Conflict Minerals and Gendered Violence in the DRC

Title: The Narrative of Conflict Minerals: An Exploration of Sexual Gender-Based Violence and Socioeconomic Impacts of the Dodd-Frank Act in the Eastern Democratic Republic of the Congo
Author/Institution: Sara Engström – Dalarna University
Publication Year: 2017

Sara Engström’s thesis explores the unintended consequences of the Dodd-Frank Act’s Section 1502, which required U.S. companies to disclose the use of conflict minerals in their supply chains. Through field-based research in eastern DRC, she examines how the legislation reshaped local economies and conflict dynamics. Engström highlights that while the act was designed to weaken armed groups’ financing, it often led to the closure of artisanal mining sites and the marginalization of local miners. Crucially, she shows how these disruptions deepened socioeconomic vulnerabilities and intersected with sexual and gender-based violence (SGBV), as women and girls bore disproportionate burdens when livelihoods were lost.

A key contribution of Engström’s research lies in linking the macro-level effects of international legislation to the micro-level realities of Congolese communities. She demonstrates that the Dodd-Frank Act, by constraining legal mineral markets, inadvertently pushed mining into informal and clandestine channels where abuses—including forced labor and sexual exploitation—were harder to monitor or prevent. Her work maps out how governance gaps, limited economic alternatives, and entrenched power asymmetries amplified risks for women, while failing to dismantle the financial structures of armed groups as effectively as intended.
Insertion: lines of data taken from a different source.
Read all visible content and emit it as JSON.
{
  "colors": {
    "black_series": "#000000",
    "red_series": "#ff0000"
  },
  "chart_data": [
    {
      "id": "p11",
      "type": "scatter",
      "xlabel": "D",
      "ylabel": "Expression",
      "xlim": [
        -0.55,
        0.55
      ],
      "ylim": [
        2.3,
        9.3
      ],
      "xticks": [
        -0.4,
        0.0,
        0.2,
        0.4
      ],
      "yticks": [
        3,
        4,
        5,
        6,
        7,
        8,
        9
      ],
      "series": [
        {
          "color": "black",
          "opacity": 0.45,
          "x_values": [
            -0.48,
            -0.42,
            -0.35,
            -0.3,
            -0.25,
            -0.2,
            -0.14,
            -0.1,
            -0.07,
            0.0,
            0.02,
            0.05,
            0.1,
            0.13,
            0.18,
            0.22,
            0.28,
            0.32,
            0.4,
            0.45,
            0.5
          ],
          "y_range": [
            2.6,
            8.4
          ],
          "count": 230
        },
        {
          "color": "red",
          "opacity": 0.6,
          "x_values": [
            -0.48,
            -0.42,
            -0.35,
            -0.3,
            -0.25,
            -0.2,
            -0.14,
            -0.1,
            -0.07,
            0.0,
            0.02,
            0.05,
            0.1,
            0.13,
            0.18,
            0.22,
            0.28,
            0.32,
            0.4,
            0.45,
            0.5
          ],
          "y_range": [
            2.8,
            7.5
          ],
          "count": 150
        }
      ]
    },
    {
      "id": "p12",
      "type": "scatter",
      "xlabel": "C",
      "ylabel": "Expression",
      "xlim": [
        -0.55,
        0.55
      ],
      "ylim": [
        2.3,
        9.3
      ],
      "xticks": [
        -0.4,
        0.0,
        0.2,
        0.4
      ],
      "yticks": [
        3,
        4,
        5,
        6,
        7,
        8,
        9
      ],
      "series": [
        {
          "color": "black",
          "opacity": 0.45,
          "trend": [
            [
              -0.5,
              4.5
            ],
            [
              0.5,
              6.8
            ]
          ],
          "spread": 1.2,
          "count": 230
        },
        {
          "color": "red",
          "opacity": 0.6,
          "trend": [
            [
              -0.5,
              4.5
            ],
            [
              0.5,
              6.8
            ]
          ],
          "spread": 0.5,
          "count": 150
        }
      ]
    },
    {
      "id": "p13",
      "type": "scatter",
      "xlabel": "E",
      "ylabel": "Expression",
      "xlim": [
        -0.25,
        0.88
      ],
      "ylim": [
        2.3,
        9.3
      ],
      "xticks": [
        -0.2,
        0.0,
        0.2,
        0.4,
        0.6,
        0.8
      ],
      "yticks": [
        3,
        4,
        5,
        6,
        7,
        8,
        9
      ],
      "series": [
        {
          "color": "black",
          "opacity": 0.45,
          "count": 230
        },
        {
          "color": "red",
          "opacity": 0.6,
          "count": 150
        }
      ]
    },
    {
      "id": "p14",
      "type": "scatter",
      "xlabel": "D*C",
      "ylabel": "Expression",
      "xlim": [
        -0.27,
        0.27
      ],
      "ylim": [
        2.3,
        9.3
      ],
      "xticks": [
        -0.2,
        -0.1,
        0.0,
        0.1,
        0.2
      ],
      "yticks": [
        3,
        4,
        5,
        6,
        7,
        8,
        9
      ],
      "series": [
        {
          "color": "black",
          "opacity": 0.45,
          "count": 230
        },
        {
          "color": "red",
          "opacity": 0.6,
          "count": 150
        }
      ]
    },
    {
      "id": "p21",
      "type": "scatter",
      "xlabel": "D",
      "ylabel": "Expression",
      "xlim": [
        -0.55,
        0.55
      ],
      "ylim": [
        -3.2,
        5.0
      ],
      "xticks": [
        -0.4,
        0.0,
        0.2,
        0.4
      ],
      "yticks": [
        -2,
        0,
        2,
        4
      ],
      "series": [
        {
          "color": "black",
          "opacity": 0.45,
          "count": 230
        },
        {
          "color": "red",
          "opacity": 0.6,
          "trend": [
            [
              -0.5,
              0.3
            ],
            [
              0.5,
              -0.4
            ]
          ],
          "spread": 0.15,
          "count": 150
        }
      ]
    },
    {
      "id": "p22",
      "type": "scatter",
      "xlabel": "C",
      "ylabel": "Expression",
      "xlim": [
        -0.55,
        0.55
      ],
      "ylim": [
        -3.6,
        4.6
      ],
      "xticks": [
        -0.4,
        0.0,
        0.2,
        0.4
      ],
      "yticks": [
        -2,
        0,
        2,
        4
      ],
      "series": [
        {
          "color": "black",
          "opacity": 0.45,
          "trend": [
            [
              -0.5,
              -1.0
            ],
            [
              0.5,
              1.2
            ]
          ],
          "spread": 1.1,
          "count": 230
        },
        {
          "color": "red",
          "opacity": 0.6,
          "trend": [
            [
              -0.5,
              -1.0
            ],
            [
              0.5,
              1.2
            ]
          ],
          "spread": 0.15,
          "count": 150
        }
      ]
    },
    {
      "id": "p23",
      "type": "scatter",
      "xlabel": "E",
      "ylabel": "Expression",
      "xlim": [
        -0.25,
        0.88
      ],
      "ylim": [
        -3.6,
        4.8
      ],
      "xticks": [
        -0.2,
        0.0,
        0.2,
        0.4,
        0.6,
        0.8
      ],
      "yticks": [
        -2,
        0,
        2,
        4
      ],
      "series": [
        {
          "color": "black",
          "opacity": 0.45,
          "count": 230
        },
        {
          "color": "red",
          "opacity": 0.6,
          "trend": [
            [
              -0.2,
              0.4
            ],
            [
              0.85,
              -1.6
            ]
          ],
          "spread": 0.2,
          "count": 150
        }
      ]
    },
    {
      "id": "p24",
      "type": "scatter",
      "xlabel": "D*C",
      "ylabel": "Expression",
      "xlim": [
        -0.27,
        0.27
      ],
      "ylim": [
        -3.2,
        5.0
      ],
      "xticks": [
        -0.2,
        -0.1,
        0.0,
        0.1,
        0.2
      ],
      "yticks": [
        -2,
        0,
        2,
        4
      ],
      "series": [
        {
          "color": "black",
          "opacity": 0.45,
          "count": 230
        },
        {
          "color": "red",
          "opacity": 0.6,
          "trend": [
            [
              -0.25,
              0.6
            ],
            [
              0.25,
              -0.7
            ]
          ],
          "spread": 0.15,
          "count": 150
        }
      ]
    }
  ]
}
The study is highly relevant to current debates on responsible sourcing and social license in critical minerals supply chains. As highlighted in recent news about U.S.–DRC–Rwanda partnerships and global rare earth procurement, Engström’s findings remind policymakers that compliance measures must be paired with local capacity-building and gender-sensitive protections. Without addressing the intersection of economic exclusion and violence, well-intentioned global frameworks risk perpetuating harm. This analysis strengthens the case for integrating human rights safeguards and community-centered development alongside traceability systems to ensure that supply chain security does not come at the expense of social justice in resource-dependent regions.